3. ‘The Ugly Stepsister’
Cross “Cinderella” with “The Substance” and you’ve got Emilie Blichfeldt’s clever, comedic and proudly unsettling body horror twist on a familiar fairy tale. Elvira (Lea Myren) yearns to marry the charming poet prince of her kingdom but among the competition to be the belle of the upcoming ball is Elvira’s attractive new stepsister Agnes (Thea Sofie Loch Næss). Elvira’s mom (Ane Dahl Torp) champions Elvira going to extreme lengths in the “beautification” process, which includes a nasty bit of old-school rhinoplasty and the use of tapeworms for weight loss (not recommended, by the way) in some seriously stomach-churning scenes.
2. ‘Oh, Hi!’
New couple Iris (Molly Gordon) and Isaac (Logan Lerman) venture off to the countryside for their first romantic getaway with all the accoutrements: lake makeout sessions, over-the-top renditions of “Islands in the Stream,” some harmless sex play, etc. Then a truthful reveal upends those loving antics and sends the rom-com into “Misery”-but-fun territory.

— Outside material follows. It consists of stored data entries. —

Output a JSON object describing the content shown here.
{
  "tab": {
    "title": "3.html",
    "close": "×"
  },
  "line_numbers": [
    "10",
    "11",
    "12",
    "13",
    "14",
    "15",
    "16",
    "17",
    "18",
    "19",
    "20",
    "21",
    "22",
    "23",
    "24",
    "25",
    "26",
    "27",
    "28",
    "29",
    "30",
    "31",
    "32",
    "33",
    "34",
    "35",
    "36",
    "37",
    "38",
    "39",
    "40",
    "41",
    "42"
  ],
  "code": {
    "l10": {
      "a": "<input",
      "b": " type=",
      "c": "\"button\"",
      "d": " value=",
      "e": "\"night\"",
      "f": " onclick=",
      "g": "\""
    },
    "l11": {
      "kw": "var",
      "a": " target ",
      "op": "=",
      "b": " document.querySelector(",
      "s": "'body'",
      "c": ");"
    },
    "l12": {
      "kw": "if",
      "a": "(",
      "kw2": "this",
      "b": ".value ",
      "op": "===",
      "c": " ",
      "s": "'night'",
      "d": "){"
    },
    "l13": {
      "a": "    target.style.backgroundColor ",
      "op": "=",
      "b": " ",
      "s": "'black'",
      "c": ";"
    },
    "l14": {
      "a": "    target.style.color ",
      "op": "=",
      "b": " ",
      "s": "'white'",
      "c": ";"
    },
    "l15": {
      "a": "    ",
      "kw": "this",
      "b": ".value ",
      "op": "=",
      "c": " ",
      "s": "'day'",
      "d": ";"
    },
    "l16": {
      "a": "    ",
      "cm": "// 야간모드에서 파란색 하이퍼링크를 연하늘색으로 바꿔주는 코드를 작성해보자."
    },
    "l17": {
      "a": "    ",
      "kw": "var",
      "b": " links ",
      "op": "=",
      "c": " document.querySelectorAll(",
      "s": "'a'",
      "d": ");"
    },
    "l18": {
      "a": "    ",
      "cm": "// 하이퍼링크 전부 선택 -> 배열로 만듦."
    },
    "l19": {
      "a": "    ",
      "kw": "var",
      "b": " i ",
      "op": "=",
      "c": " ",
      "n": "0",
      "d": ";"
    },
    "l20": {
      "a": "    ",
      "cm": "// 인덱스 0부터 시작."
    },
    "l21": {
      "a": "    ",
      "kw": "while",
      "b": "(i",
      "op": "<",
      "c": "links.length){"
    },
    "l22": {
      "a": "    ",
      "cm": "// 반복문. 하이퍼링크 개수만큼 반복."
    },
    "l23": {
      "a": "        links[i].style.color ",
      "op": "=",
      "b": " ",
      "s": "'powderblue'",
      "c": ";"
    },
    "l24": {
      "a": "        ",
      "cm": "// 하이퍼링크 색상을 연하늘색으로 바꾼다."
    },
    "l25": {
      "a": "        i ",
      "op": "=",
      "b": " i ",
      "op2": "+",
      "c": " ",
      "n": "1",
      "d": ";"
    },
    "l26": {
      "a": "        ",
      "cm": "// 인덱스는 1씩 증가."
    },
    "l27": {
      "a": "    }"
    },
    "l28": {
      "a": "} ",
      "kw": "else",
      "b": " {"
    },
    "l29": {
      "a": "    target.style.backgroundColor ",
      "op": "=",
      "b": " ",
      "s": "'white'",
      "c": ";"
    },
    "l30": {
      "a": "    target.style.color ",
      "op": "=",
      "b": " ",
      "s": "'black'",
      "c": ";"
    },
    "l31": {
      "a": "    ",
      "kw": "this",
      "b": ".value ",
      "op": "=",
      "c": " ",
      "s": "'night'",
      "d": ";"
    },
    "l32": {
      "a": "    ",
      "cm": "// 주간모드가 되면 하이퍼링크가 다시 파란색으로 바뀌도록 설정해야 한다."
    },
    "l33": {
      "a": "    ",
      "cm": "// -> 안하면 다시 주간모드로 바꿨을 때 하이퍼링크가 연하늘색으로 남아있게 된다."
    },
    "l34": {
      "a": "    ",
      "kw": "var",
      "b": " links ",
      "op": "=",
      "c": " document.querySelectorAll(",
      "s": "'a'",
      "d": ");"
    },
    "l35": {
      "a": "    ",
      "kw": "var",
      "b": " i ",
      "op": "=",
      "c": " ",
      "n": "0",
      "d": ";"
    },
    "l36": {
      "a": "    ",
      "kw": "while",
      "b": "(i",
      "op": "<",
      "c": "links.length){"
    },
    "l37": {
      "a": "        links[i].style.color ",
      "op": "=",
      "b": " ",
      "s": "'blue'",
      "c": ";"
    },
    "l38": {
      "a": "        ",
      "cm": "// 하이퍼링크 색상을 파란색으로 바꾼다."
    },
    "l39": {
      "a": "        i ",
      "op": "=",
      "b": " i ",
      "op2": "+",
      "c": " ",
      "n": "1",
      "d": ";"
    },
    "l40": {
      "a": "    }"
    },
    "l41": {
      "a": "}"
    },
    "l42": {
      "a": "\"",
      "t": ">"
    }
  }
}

Filmmaker Sophie Brooks’ genre mashup starts stronger than it ends, but the cast is aces, especially a go-for-broke Gordon, and even after juggling a bunch of tones, “Oh, Hi!” still manages to say something meaningful about relationships.
1. ‘Pee-wee as Himself’
Pee-wee Herman was a beloved, bowtie-clad pop-culture icon. Paul Reubens wasn’t. And therein lies one of the most intriguing aspects of this revealing (and fascinating, especially for ’80s kids) documentary. Reubens, who died in 2023 after privately battling cancer, gets real about the huge successes and psychological complications of becoming Pee-wee, why he was a closeted gay man, and the emotional consequences of his later legal troubles and being labeled a pedophile. However, he balances those personal complexities with humor and honesty that posthumously show the ultra-private Reubens to be as affable and mercurial as his alter ego.